地形的に長矛が有利であり黄祖が先陣とした可能性もありますが、黄祖としては自分の部隊の損害を出すのを嫌い、劉表の援軍を先陣に立てた可能性もあるでしょう。
それか黄祖は持久戦をしたかったが、劉虎や韓晞は好戦的であり、自ら先陣を志願したのかも知れません
沙羨の戦いで黄祖は2万の兵を失い男女七人の子が捕虜になった話があります。
それを考えると、黄祖はかなり気合を入れて戦に挑んだ様にも見えます。
しかし、沙羨の戦いが始まると黄祖軍は崩れ、劉虎や韓晞が戦死しました。
これらを考慮すると、劉虎や韓晞は黄祖本体の大軍に期待し、黄祖は出来る限り劉虎や韓晞ら劉表の援軍に戦って貰いたいと考えていたとするのが妥当かも知れません。
それに対し、孫策軍には次の記述が存在します。
「孫策自ら馬に跨り敵を蹴散らし、戦鼓を打ち攻勢の勢いを整えた」
この時の孫策は自ら陣頭で指揮を執り、敵と戦ったのでしょう。
さらに、孫策軍は戦略家の周瑜を始め呂範、程普、韓当、黄蓋、孫権など呉の重鎮を引き連れて出陣しているわけです。
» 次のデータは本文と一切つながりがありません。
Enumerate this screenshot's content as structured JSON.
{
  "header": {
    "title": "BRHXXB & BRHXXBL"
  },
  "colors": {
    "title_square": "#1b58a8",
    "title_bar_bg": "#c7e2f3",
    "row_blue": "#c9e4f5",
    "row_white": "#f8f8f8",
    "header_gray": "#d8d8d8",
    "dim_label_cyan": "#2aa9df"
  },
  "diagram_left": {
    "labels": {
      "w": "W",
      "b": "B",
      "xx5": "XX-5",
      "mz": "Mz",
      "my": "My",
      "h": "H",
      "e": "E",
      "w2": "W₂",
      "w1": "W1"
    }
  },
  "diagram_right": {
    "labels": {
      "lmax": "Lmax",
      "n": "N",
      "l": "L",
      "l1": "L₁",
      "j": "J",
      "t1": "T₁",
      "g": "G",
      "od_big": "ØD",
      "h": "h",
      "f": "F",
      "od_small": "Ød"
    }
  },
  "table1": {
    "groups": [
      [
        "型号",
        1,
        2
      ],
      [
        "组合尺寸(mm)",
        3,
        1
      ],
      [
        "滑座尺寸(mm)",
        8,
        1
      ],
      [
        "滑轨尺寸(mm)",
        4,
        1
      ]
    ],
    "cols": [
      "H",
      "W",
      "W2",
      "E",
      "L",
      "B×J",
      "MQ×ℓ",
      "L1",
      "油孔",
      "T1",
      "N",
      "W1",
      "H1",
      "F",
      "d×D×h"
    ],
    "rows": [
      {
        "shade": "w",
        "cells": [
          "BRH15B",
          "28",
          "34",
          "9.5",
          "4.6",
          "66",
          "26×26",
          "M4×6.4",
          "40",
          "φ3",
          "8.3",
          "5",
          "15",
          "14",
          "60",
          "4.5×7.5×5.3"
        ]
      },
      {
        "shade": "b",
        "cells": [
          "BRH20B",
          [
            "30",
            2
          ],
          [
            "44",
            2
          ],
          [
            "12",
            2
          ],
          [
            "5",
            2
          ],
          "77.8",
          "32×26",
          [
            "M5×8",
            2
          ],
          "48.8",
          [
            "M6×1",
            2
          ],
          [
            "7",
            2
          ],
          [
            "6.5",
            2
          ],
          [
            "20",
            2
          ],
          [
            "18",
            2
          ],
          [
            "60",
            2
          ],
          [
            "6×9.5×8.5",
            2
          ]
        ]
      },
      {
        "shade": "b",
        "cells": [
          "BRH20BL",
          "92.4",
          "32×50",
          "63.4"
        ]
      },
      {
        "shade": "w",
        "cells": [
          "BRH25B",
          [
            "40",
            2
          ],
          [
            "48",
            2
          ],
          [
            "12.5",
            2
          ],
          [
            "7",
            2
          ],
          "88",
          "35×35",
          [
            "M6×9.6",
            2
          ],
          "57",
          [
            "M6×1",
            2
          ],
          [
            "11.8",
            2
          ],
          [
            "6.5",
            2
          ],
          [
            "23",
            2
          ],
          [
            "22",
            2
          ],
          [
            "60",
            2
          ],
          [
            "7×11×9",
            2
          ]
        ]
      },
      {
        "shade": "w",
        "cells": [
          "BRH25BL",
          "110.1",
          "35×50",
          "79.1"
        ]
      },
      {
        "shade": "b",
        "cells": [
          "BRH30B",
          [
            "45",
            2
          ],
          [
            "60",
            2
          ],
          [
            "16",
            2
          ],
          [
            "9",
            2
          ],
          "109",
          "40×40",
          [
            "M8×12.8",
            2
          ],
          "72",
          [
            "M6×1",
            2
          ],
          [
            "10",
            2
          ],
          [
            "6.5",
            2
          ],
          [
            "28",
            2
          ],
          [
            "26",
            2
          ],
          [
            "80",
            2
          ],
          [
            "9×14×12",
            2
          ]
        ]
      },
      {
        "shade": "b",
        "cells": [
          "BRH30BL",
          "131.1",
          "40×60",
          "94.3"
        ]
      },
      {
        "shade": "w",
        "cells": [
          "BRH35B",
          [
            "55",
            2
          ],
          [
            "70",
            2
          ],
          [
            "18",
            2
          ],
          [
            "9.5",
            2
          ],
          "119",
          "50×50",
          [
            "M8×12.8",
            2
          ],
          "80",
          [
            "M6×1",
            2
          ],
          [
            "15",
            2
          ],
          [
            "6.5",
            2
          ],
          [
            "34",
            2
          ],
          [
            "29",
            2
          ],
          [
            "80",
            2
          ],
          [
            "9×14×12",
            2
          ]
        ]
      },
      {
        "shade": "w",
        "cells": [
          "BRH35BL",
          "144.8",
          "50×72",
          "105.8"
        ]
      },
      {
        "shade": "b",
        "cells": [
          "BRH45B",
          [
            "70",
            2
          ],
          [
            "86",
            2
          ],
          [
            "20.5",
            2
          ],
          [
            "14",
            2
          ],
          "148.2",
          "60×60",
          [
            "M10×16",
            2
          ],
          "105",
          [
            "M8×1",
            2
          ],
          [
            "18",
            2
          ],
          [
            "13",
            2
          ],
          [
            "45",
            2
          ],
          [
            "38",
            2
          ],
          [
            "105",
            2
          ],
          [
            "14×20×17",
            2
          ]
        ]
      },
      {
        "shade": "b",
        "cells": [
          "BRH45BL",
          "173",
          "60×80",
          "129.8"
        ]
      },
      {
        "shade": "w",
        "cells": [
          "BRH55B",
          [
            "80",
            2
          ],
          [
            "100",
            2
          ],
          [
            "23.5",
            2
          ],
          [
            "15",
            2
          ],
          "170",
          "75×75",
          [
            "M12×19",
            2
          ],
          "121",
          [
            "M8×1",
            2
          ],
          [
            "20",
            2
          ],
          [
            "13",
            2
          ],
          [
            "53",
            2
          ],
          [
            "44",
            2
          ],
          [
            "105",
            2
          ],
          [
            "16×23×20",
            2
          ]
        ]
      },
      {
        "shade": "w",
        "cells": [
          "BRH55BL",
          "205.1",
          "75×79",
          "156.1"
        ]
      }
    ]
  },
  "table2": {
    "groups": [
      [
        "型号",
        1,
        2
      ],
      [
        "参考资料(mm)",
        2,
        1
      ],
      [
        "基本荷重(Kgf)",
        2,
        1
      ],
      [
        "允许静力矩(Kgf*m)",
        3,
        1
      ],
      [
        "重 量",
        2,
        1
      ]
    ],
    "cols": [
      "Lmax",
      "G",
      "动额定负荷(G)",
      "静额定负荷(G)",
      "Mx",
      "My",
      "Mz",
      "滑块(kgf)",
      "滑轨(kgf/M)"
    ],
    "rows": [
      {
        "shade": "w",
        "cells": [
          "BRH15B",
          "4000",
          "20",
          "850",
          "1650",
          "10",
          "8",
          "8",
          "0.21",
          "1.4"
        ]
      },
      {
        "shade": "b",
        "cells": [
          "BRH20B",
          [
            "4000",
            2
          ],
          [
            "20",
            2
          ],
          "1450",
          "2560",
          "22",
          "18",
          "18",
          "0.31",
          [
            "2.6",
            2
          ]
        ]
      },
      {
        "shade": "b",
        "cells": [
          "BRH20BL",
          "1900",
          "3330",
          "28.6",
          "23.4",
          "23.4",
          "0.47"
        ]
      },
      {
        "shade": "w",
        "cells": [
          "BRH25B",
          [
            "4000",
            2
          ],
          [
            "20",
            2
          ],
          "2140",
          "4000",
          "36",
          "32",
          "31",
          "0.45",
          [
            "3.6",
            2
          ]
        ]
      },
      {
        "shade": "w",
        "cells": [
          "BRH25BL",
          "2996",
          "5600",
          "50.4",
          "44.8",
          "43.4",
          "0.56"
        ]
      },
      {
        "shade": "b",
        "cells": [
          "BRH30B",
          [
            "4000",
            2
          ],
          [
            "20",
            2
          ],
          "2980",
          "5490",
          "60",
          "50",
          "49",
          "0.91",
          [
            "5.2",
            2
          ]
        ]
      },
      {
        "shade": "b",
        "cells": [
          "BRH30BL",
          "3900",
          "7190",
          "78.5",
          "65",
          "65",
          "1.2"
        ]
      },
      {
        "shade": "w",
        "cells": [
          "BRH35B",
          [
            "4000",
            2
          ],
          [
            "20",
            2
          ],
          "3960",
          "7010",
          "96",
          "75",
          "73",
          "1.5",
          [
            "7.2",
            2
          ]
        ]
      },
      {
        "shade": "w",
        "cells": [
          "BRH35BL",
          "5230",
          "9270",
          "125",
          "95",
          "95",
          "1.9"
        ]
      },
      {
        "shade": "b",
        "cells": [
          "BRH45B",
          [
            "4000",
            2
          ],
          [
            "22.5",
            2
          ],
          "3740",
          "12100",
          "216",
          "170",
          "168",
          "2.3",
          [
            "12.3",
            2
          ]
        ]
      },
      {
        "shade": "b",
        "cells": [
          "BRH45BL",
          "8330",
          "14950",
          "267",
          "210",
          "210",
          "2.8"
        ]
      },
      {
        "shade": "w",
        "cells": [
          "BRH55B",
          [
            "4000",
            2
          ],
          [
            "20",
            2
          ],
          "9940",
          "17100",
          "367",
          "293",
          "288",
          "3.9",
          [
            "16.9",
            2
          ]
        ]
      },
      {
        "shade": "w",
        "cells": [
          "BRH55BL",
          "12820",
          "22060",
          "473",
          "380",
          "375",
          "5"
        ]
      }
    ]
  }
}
それらを考慮すると、数の上では黄祖軍が多かったが、腰が引けており、自ら積極的に陣頭に立ち指揮をする孫策に敗れ去ったと考えるべきではないでしょうか。
実際に、劉虎が長矛部隊を率いて先陣となった様ですが、黄祖軍は破れ二万人が斬首される歴史的な大敗を喫したとも言えるでしょう。
ただし、孫策軍も多くの犠牲者を出したのか、江夏を奪う事が出来ていません。
それを考えると、黄祖は局地戦で破れ損害を出しながらも、辛くも守り切ったとも言えます。
沙羨の戦いは、春秋戦国時代に白起が伊闕の戦いで韓と魏の連合軍を破っていますが、似た様な展開だったのではないか?とも感じました。
因みに、孫策は200年に許貢の食客により、命を落としています。
それを考えると孫策と劉虎、韓晞の戦いは、孫策の人生の集大成とも言える戦いだとも言えるでしょう。
劉虎では役不足な感じもありますが、孫策最後の敵でもあります。